The £50,000 facility houses hundreds of firearms and edged weapons from the British Army along with its allies and enemies. It is the first time the major collection has been on public display.

It also stores thousands of medals awarded to the regiment and has a computer workstation giving access to the museum's digital catalogue of its archives and artefacts.

11.04.2007 - Lottery funding to help University of St Andrews create new museum

The is set to create a new museum to house its ancient artefacts thanks to lottery funding.

A grant of £449,000 from the Heritage Lottery Fund will help create MUSA - the Museum of St Andrews - in a restored coach house next to the School of Art History.

The new venue will have four galleries, an education centre and a terrace with panoramic views across St Andrews Bay. It is expected that work will begin on the site in May 2007 and that the museum will open in summer 2008.

Artefacts that will be on permanent public display will include the university's three medieval maces, the Thomas Chalmers window from St Salvator's College Chapel, college silver, historic wax anatomical models and archery medals won by students between 1620 and 1750.

photo of an old motorcycle helmet with lots of stickers on it

11.04.2007 - Motorbike fan sells TT memorabilia and helps Isle of Man helicopter fund

Dedicated TT motorcycle supporter Alan Reed has helped two worthy causes by selling his items of TT memorabilia.

He has sold the collection to Manx National Heritage to add to their TT centenary exhibition and is donating the funds to the Helicopter Fund to help buy a medical helicopter for the island, which will be available during the famous TT races.

Staying the Course, the centenary exhibition, celebrates the people behind the TT races.

Matthew Richardson, Curator of Social History at Manx National Heritage said: "Mr Reed has been coming to the TT since the fifties, and his original helmet, still covered with stickers, is quite something and makes a valuable contribution to the exhibition."

photo of some bluebells

10.04.2007 - Scientists ask public to become bluebell detectives

Scientists at the Natural History Museum are asking the public to become bluebell detectives to discover if the British wildflower is under threat.

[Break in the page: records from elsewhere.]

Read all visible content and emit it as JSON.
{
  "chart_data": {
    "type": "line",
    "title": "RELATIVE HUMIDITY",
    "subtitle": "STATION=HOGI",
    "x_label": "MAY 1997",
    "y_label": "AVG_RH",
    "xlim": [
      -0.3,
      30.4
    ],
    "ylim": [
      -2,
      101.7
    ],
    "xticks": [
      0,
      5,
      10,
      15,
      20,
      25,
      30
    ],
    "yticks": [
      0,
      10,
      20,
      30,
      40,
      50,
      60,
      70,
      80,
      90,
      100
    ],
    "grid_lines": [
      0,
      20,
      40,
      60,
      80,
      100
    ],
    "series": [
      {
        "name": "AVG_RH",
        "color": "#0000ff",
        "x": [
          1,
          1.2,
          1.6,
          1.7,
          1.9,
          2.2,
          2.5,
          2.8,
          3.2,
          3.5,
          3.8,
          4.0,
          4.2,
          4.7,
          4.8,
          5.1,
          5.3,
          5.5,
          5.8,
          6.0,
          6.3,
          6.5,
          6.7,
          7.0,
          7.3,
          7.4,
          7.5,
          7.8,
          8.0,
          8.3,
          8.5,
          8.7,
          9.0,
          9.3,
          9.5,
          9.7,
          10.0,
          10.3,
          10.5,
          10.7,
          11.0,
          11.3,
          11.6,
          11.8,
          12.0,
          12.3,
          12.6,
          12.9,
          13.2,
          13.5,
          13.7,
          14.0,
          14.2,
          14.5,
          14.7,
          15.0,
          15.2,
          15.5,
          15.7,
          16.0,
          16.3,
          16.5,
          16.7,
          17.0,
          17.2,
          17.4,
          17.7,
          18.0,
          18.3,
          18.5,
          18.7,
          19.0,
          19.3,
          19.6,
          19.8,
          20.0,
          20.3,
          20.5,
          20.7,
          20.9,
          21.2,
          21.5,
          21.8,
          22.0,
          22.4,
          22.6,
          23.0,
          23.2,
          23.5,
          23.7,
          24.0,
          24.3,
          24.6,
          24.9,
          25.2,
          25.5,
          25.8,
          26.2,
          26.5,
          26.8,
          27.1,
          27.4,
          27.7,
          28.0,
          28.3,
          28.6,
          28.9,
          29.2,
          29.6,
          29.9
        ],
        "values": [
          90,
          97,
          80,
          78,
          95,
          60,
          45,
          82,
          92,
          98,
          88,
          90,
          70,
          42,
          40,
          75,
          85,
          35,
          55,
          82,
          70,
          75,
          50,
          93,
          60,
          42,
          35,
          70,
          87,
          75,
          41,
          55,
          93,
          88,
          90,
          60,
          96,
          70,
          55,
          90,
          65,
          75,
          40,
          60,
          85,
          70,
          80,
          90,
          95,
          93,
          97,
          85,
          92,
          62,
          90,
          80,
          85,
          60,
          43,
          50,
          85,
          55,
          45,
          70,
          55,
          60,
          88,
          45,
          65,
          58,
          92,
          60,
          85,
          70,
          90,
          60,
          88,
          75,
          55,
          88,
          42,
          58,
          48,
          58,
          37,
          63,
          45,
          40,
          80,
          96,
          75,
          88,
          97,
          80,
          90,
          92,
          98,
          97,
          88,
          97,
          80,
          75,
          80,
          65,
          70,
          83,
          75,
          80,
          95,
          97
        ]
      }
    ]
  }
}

They have launched an online survey called Exploring British Wildlife: Bluebells, which asks the public to identify and record the different bluebell types they find.

There are three types of bluebells found in Britain - native, Spanish and a hybrid. The survey will map where they grow and help scientists find out more about the relationship between the three species while measuring the risk to the native British species.

"Britain's bluebells may be undergoing rapid evolutionary changes," said Mark Spencer, British plant expert at the Museum. "Combined with changes in climate we really don't know what this means for their chances of survival."

"We may even start to see regional extinctions as weather patterns change but we need the public's help if we are to understand what's really happening."

10.04.2007 - New mobile museum to hit the West Midlands

A new mobile museum will be taking to Stafford's Market Square on April 18 2007. Its hands-on exhibition, The King, the Queen and Disco Fever, looks at the differences between Britain in 1977 and 2007, focusing on life in the home, technology, current affairs, sport, toys, games and fashion.

The Museum on the Move project has been developed by Staffordshire County Council's Arts and Museums service and aims to provide a community-based service encouraging lifelong learning and improving access to the county museum collections.

The initiative will be rolled-out to other parts of the West Midlands in 2008.